Ela garante que não é supersticiosa, mas revela certo esoterismo no nome escolhido para a futura filha: Lua. “Ah, eu gosto de mapa astral. Mas isso de sexta-feira 13, para mim, é dia de sorte, e não de azar. O Rock In Rio arrepia há 28 anos e vai continuar arrepiando no ano que vem”, garante.
PALCO SUNSET
O Sunset, espaço que promove encontros exclusivos de artistas no Rock In Rio, também virá com algumas novidades na edição de 2013. “Para começar, o palco terá dimensões maiores: vai pular de 14 metros de boca de cena para 21, e a altura também salta, de 14 metros para 18”, enumera o produtor e músico Zé Ricardo, curador do Sunset.

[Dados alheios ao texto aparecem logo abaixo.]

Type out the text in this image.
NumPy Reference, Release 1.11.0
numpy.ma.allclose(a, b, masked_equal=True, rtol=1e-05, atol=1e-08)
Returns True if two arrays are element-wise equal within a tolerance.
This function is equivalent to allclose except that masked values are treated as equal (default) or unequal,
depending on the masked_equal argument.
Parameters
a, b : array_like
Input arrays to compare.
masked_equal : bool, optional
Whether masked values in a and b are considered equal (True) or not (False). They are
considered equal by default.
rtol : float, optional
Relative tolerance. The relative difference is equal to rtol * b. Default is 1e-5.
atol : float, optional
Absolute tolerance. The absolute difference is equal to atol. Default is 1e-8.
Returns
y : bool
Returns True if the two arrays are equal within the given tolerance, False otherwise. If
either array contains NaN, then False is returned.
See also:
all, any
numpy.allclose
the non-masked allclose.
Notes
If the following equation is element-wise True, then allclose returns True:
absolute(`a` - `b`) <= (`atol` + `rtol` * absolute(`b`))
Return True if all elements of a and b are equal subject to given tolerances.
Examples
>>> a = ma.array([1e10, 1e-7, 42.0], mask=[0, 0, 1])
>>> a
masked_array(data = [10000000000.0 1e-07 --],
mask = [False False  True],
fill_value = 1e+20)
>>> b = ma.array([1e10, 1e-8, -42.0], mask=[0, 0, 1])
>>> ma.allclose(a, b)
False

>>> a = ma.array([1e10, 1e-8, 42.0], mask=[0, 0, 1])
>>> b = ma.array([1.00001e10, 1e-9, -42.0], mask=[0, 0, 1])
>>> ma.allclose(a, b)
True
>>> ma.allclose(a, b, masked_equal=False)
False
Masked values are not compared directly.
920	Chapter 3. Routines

“Além do já confirmado show de abertura, com George Benson e Ivan Lins, relembrando a parceria que fizeram no primeiro festival, quero que um dos dias seja inteiramente dedicado ao heavy metal, assim como já é tradição no Palco Mundo. Quero também destacar ainda mais novos nomes da música brasileira”.
Esses encontros dependem de vários fatores, principalmente das agendas dos artistas, que têm que ensaiar algo novo, diferente de suas apresentações habituais. “Tenho dois sonhos para o Sunset, que não sei se vou conseguir realizar. Um seria trazer o grupo SuperHeavy, que é um encontro de Mick Jagger, Dave Stewart, Joss Stone e Damian Marley. O outro é que a Roberta Medina faça um solo de bateria na abertura do festival”, revela, atestando que ela, que já teve aulas do instrumento, faria bonito.